Logistics is big business. Just about everything in the room you’re sitting in was delivered on a boat, a plane or a train and was then transferred to and delivered by an automobile. This piece of insight from audiobook “The Millionaire Mind” would change the trajectory of Marvin Walker’s career.
Walker, the founder and CEO of Day Runner, is a seasoned entrepreneur. It started when he was growing up in Guyana, South America. Helping his dad with the family plantain business pre-Ziplock era at the ripe young age of 5, Walker found himself a key role in the supply chain, folding and sealing the bags with candle wax.
Years later, he ventured into the logistics industry, where he saw the potential to change a broken system — and he seized it.
Walker sold his house, emptied out his retirement and started developing the technology to facilitate a new logistics model. In 2017, Walker launched the Day Runner app, the first national brand for on-demand B2B deliveries, which soon expanded into the consumer market.
Walker describes the app as a hybrid of FedEx and Uber, making it convenient and fast for anyone to find the nearest “runner” with a vehicle to fit each specific delivery. The app allows customers to get all the details on the driver as well as up-front costs, real-time tracking and confirmations. Once the delivery arrives at its intended destination, Day Runner automatically charges the credit card on file.
But, while the Day Runner app is revolutionizing deliveries for businesses and consumers, Walker’s true focus lies with the drivers. He has lived all the pain points of being a driver and addresses them with Day Runner.
After Walker’s family moved to the States in 1982, Walker graduated high school and served in the Marines — where he developed his strong work ethic — before launching his own music marketing business.
But the economic downswing, along with the rise in online technology and apps that disrupted the music industry, caused Walker’s once successful business to dissolve. He went looking for financial stability, and he found it in the logistics space.
He also found ample room for improvement.
Walker contracted with his first company as a driver, using his own vehicle and taking on all of the fuel and maintenance expenses. His employer offered to compensate Walker 35 percent of the total delivery fee, with 65 percent going back into the company’s pockets. Walker’s request to get the simple compensation structure in writing was unmet. But, finding himself in need of a paycheck, Walker started work with the company anyway.
“Sure enough, there came a time when I made the exact same delivery, with the exact mileage, and somehow the pay was different.

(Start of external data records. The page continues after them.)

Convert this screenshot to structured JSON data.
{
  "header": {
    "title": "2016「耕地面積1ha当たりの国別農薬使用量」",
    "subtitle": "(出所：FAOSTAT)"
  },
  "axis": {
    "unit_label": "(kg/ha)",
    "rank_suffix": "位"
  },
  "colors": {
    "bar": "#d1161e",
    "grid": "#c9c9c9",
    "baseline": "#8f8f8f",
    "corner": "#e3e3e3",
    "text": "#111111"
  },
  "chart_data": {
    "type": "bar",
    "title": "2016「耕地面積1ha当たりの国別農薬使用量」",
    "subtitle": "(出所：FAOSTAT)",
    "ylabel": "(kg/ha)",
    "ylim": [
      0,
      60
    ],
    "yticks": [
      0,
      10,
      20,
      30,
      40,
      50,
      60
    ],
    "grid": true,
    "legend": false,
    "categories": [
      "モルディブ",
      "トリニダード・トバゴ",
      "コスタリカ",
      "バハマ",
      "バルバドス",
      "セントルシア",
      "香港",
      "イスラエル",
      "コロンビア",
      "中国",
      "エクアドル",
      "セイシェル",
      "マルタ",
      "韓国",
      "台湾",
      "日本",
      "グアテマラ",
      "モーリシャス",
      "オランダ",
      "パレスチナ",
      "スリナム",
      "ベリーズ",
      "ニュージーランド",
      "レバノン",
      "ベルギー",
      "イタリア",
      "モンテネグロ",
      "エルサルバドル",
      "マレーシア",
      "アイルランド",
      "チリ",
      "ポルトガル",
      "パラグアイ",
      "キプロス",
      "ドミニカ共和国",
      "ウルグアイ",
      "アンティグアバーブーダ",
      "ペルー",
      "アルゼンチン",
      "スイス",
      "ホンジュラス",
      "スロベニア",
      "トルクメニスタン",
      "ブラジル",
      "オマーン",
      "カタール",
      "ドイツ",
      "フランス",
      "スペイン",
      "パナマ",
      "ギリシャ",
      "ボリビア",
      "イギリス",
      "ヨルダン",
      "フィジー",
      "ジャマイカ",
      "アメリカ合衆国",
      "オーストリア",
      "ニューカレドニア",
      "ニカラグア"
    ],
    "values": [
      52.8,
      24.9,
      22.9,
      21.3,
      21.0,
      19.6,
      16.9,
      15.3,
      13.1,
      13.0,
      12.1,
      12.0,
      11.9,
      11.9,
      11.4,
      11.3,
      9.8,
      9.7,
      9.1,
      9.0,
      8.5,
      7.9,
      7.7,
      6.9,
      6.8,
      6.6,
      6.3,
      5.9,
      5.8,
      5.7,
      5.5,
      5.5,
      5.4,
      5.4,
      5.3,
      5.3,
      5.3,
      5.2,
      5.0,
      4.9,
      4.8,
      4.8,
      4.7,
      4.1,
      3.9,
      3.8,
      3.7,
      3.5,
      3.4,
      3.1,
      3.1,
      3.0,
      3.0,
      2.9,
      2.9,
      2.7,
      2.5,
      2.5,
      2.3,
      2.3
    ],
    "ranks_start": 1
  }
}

It didn’t make sense,” Walker recalls.
A few similar experiences there, and then a stint of jumping from courier company to courier company with the same results, left him frustrated and burned out.
Walker decided to go back into music. But, after spending six months and a $200,000 loan to jumpstart his music marketing company, the business fizzled once again.
“So, now I had this debt, and the bank said, ‘We need our money.’ I went and got a job paying $12.50 an hour driving a box truck because we’re creatures of habit, and we go back to what we know,” he recalls.
Walker was only taking home about $365 a week after taxes and knew that wasn’t going to sustain him. He quickly transitioned back to courier work where he knew the pay was higher. He started driving back and forth from Charlotte to Baltimore every day, making $3,650 a week. In seven months, his $200,000 debt was repaid.
While that had been the goal, now Walker was onto something bigger.
The company continued to give Walker more routes, which Walker subbed out. In time, he built a team of about 12 subcontractors, many with vehicles Walker bought for them and some with outstanding loans — like he had once had.
“If you pay a person fairly, they’ll take ownership and responsibility. And, if you help them, you can make money too. It pays to help people,” Walker says.
Eventually, his employer felt that the operation was getting too big and began to scale back on Walker’s routes. But instead of giving up, that’s when Walker decided to go big — and solve the problems he’d experienced firsthand as a driver.
That’s why Day Runner offers no-cost vehicle lease assistance for drivers struggling with credit, micro-loans for gas and maintenance if needed, daily pay for improved cash flow, plus full transparency and some of the highest commissions in the industry. Walker finds his drivers are happy to pay a small percentage for the services they receive through the platform if it means they can keep driving and stay in business.
“It’s a win, win, win. The driver is happy because he or she is paid fairly and can pay their bills on time. The customer is happy because they’re getting better service from somebody who’s happy, and I’m happy because our company is making money and it’s scalable,” Walker says.
Today, there are 7,000 drivers on the Day Runner platform in 14 different states and growing. Now, he advises other startups to always be learning.
“Develop great ideas that can change the world. There is no such thing as failure,” he says.